Pour-over coffee brewing happens to be one of the more convenient ways of brewing coffee outside of a coffee maker. A pour-over system can come in many shapes and sizes, but all pour-over systems share a few common characteristics. They include a filter typically made of paper, a support device, and a nozzle or hole that allows the coffee to drip in to a container. Many of these systems do accommodate more than one cup of coffee, but the vast majority are constructed for single cup brewing. The main reason for this is that a user of a pour-over method is likely more concerned with quality over mass production, and that quality requires freshness as a component.
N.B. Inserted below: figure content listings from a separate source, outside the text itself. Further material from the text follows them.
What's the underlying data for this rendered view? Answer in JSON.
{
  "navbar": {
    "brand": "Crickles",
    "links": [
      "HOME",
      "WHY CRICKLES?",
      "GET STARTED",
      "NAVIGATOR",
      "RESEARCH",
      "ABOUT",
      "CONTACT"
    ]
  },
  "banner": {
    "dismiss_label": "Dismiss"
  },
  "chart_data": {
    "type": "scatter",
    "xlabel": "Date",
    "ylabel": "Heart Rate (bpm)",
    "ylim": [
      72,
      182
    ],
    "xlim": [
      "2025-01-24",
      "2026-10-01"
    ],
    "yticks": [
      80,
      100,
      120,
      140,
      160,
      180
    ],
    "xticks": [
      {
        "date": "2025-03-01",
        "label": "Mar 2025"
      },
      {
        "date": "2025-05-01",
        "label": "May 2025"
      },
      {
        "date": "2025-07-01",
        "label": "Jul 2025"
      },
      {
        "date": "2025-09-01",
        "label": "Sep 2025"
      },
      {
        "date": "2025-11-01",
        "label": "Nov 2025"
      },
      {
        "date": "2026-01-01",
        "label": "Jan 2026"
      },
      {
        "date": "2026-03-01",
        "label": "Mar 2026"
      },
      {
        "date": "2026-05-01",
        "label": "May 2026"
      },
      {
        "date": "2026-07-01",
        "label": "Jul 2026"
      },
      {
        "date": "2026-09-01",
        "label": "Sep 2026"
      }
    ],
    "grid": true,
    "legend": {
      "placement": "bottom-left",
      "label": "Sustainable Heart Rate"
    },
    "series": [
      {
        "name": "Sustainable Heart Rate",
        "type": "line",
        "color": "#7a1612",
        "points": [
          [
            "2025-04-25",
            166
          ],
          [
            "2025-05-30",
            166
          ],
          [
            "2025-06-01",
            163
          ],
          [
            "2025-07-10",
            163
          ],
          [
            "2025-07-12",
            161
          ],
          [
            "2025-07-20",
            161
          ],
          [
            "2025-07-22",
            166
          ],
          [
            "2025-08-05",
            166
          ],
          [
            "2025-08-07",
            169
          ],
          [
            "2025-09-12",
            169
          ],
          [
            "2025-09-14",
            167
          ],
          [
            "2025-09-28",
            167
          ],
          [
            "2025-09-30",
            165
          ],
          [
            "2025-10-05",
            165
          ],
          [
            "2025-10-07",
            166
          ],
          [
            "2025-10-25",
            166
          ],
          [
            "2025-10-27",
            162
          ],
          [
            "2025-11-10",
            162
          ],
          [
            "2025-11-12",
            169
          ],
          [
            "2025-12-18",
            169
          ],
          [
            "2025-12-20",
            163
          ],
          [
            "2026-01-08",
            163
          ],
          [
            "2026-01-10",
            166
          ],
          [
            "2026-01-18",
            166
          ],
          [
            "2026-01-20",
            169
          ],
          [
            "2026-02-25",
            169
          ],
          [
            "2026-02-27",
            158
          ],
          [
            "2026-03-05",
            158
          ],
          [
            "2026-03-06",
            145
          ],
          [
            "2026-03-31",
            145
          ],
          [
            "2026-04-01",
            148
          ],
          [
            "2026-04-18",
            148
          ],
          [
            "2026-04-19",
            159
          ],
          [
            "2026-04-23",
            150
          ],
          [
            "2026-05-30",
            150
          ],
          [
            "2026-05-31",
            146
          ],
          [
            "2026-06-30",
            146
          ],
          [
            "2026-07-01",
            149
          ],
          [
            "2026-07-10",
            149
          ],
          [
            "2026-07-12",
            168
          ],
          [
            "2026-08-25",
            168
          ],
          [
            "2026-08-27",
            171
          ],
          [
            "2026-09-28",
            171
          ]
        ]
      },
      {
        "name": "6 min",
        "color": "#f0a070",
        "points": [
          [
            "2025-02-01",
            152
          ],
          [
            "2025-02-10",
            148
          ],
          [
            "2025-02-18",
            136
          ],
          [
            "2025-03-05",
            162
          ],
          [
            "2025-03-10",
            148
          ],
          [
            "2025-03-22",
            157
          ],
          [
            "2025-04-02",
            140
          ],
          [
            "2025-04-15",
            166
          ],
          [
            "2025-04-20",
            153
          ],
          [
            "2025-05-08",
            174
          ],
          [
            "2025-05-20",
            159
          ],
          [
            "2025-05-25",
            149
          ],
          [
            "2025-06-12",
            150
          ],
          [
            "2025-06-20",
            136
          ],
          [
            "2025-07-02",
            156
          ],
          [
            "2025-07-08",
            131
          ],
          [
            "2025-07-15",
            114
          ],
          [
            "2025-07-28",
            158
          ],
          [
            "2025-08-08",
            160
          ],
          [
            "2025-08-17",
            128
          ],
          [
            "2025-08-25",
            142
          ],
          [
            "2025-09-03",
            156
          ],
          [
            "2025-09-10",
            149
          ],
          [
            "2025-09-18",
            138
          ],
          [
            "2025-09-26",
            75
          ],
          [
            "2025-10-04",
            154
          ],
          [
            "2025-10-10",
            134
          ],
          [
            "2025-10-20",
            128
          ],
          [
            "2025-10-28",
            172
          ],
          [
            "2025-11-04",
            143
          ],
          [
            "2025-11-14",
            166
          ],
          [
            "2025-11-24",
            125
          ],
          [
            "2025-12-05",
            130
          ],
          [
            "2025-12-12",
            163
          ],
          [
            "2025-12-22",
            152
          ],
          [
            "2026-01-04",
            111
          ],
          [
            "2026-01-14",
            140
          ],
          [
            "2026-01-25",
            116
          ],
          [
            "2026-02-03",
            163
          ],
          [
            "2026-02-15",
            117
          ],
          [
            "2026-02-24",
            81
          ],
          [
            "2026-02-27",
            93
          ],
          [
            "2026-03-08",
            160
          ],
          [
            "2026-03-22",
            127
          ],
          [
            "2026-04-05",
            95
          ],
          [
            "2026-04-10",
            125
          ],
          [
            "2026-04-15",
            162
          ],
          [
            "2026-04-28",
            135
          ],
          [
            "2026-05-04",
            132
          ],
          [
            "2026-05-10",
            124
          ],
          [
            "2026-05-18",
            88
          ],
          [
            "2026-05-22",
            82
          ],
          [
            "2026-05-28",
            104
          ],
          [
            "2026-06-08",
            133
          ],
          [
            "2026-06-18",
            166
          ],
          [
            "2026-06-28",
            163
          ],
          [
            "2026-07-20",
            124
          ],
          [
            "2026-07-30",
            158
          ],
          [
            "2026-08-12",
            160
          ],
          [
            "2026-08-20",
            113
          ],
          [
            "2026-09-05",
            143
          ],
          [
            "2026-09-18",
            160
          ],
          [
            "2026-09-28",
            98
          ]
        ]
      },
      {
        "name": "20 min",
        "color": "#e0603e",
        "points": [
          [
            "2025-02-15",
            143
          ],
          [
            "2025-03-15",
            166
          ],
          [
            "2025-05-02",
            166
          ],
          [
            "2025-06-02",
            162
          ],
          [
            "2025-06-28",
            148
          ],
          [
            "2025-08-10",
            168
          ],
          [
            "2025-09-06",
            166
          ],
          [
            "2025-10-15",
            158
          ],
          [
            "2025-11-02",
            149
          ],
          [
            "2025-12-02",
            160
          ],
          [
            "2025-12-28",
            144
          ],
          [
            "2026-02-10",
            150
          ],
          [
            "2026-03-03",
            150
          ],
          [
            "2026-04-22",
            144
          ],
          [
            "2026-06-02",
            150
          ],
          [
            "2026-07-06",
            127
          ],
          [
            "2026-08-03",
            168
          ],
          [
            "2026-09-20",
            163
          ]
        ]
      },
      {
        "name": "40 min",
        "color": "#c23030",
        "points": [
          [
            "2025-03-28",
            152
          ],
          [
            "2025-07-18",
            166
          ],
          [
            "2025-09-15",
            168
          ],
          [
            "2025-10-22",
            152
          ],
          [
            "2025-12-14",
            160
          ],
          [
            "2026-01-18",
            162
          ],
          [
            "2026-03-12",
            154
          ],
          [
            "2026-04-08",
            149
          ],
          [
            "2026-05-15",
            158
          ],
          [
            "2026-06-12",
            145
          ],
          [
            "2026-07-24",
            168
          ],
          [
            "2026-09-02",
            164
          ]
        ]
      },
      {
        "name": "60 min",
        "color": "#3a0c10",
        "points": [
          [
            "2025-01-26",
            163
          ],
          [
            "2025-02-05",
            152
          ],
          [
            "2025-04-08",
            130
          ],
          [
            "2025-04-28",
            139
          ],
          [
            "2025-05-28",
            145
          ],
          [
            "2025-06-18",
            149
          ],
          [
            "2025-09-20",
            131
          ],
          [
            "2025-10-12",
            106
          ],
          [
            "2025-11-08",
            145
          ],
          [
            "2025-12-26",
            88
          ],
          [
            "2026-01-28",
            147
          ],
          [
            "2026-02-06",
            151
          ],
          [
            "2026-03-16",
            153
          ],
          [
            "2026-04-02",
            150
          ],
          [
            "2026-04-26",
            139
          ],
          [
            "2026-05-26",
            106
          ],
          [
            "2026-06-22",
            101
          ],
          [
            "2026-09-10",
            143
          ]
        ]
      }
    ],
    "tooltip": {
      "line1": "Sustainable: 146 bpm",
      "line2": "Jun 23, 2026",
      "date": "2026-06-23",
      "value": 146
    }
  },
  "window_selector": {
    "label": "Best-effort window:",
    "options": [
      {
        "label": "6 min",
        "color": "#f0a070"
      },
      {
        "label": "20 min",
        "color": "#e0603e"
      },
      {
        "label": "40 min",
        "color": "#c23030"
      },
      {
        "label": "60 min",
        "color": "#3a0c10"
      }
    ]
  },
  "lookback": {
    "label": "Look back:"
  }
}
Now, you may ask yourself, how is this going to make the brewing process easier? The answer is simple. When you desire a cup of coffee, all you have to do is place a pour over support system over your mug. These are typically just a piece of plastic with a cradle that supports the filter on top. Next, place a filter in the cone and fill with the desired amount of coffee. You might consider pre-wetting the filter itself. Pour hot water (195-205° F) over the grounds evenly, let it steep for around 4-5 minutes and voilà, your coffee is ready! Of course you cannot preset your pour-over filter to work for you, but it is much faster than a typical machine, and the quality is unparalleled. The temperature of the water is much easier to monitor and the price of a typical filter system rarely exceeds twenty dollars. A pour-over system weighs very little, and the cleanup is a breeze. Convenience and mass production makes auto-drip brewers popular, however, when you can offer a customer a truly handcrafted cup, the pour-over method is highly recommended. However, a large auto-drip at your local diner can serve hundreds of customers each day, and a pour-over method simply cannot compete at that level.
The purpose of the pour-over is to deliver a remarkable cup of coffee without all of the bells and whistles. The convenience factor is hard to argue with even though the filter doesn’t have a clock radio built in. Sometimes simple is simply better, and in the case of the pour-over method you can’t get much simpler.